I try to estimate the time needed to reach Rantepao. Omi is not sure, one hour, maybe two, maybe more... In Indonesia, time is elastic, always.
Pelan, pelan! they tell me when I finally leave, with my rain poncho and flat tire. Slowly, yes, yes. This, yes…

Rantepao
Two hours. It took me a little more than two hours to reach the outskirts of the city. I arrived at the rental store, in Rantepao, in the pouring rain. My back and arms were stiff and my buttocks were sore. I exchanged my broken down motorcycle for a brand new scooter.
Up there, in the mountains, I lived great moments of solitude, under the rain, in front of huge slushy pools, to determine which way to go: to the right, to the left, in the middle? I crossed them all, without any unfortunate skid, without falling in the yellow mud.
I also made a lot of villagers laugh, as they went up to the heights, going back home.
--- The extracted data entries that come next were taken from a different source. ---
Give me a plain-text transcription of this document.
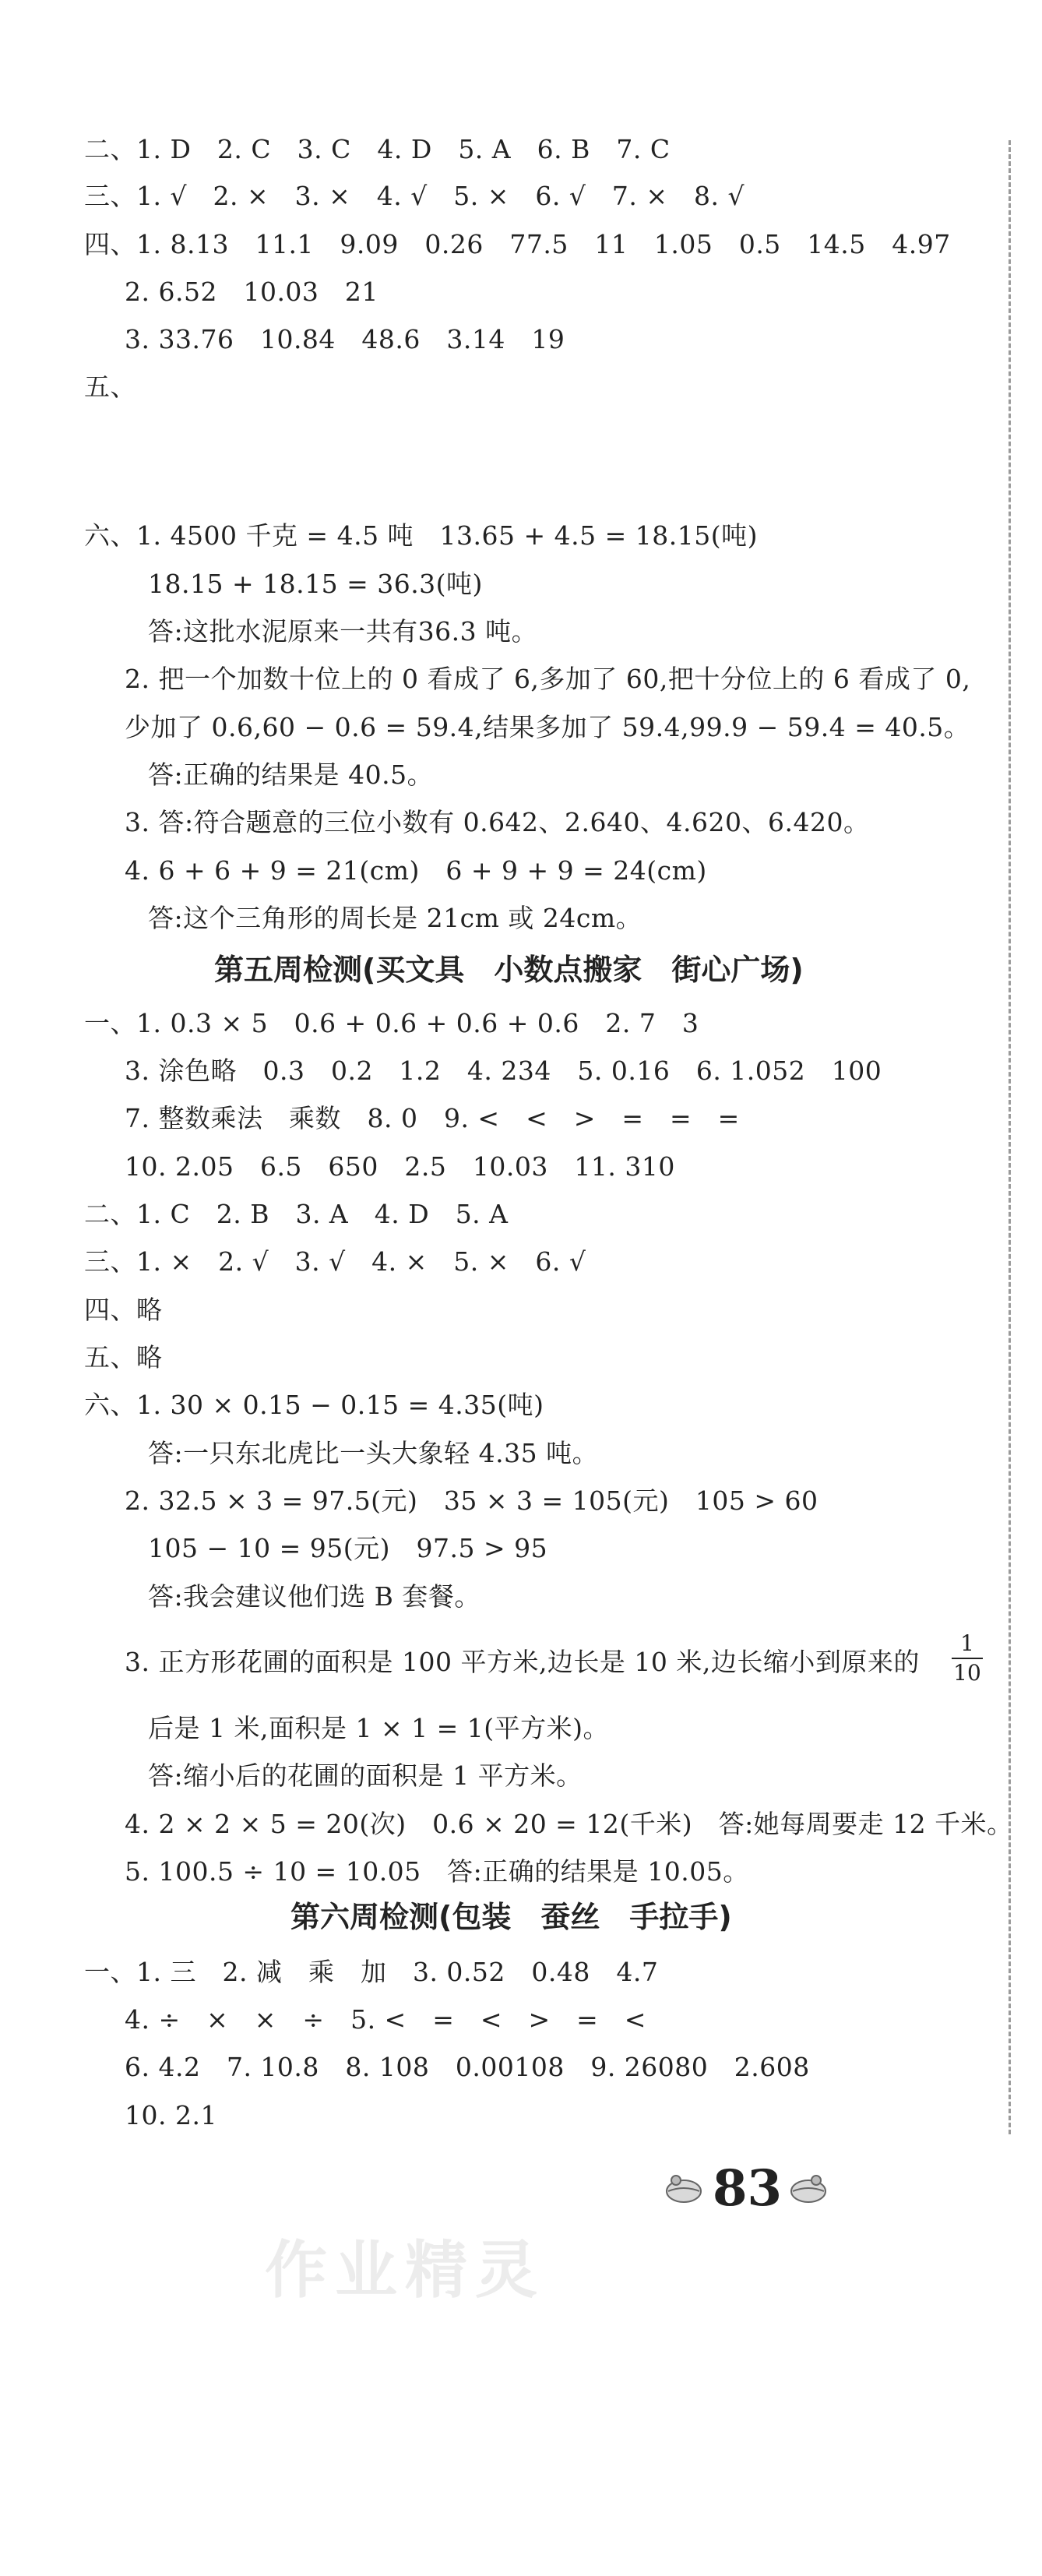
二、1. D　2. C　3. C　4. D　5. A　6. B　7. C
三、1. √　2. ×　3. ×　4. √　5. ×　6. √　7. ×　8. √
四、1. 8.13　11.1　9.09　0.26　77.5　11　1.05　0.5　14.5　4.97
2. 6.52　10.03　21
3. 33.76　10.84　48.6　3.14　19
五、
六、1. 4500 千克 = 4.5 吨　13.65 + 4.5 = 18.15(吨)
18.15 + 18.15 = 36.3(吨)
答:这批水泥原来一共有36.3 吨。
2. 把一个加数十位上的 0 看成了 6,多加了 60,把十分位上的 6 看成了 0,
少加了 0.6,60 − 0.6 = 59.4,结果多加了 59.4,99.9 − 59.4 = 40.5。
答:正确的结果是 40.5。
3. 答:符合题意的三位小数有 0.642、2.640、4.620、6.420。
4. 6 + 6 + 9 = 21(cm)　6 + 9 + 9 = 24(cm)
答:这个三角形的周长是 21cm 或 24cm。
第五周检测(买文具　小数点搬家　街心广场)
一、1. 0.3 × 5　0.6 + 0.6 + 0.6 + 0.6　2. 7　3
3. 涂色略　0.3　0.2　1.2　4. 234　5. 0.16　6. 1.052　100
7. 整数乘法　乘数　8. 0　9. <　<　>　=　=　=
10. 2.05　6.5　650　2.5　10.03　11. 310
二、1. C　2. B　3. A　4. D　5. A
三、1. ×　2. √　3. √　4. ×　5. ×　6. √
四、略
五、略
六、1. 30 × 0.15 − 0.15 = 4.35(吨)
答:一只东北虎比一头大象轻 4.35 吨。
2. 32.5 × 3 = 97.5(元)　35 × 3 = 105(元)　105 > 60
105 − 10 = 95(元)　97.5 > 95
答:我会建议他们选 B 套餐。
3. 正方形花圃的面积是 100 平方米,边长是 10 米,边长缩小到原来的
1
10
后是 1 米,面积是 1 × 1 = 1(平方米)。
答:缩小后的花圃的面积是 1 平方米。
4. 2 × 2 × 5 = 20(次)　0.6 × 20 = 12(千米)　答:她每周要走 12 千米。
5. 100.5 ÷ 10 = 10.05　答:正确的结果是 10.05。
第六周检测(包装　蚕丝　手拉手)
一、1. 三　2. 减　乘　加　3. 0.52　0.48　4.7
4. ÷　×　×　÷　5. <　=　<　>　=　<
6. 4.2　7. 10.8　8. 108　0.00108　9. 26080　2.608
10. 2.1
83
作业精灵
They all started by greeting me cheerfully, a little surprised to see a white girl with a green hood lost on this small mountain road drowned in fog. Then they all exclaimed, pointing their fingers at my wheel.
Whew!
Stoic, stubborn, I continued on my way at an ultra slow pace. Making me confirm the way, at each junction. What a relief, when I finally found a good hard road, not too bad, which went down in twists and turns towards the plain!
It gave me a good story to tell in the evening to Laurence and Eric, a couple from Lyon living in the same guesthouse as me, with their son Maxence.
They too had rented scooters during the day and they too had a flat tire! More lucky than me, they had easily found a small repairer nearby, who fixed the wheel for them... My story also made Sebastian, the Norwegian with whom I had sympathized, laugh. in the buswhen he returned the day after his trek in the rice fields.
I don't really like walking... I prefer to ride these little motorcycles, the equivalent of our scooters, that everyone in Asia uses. For the independence, the freedom that it gives. And then, with that you can go everywhere. Even with a flat tire.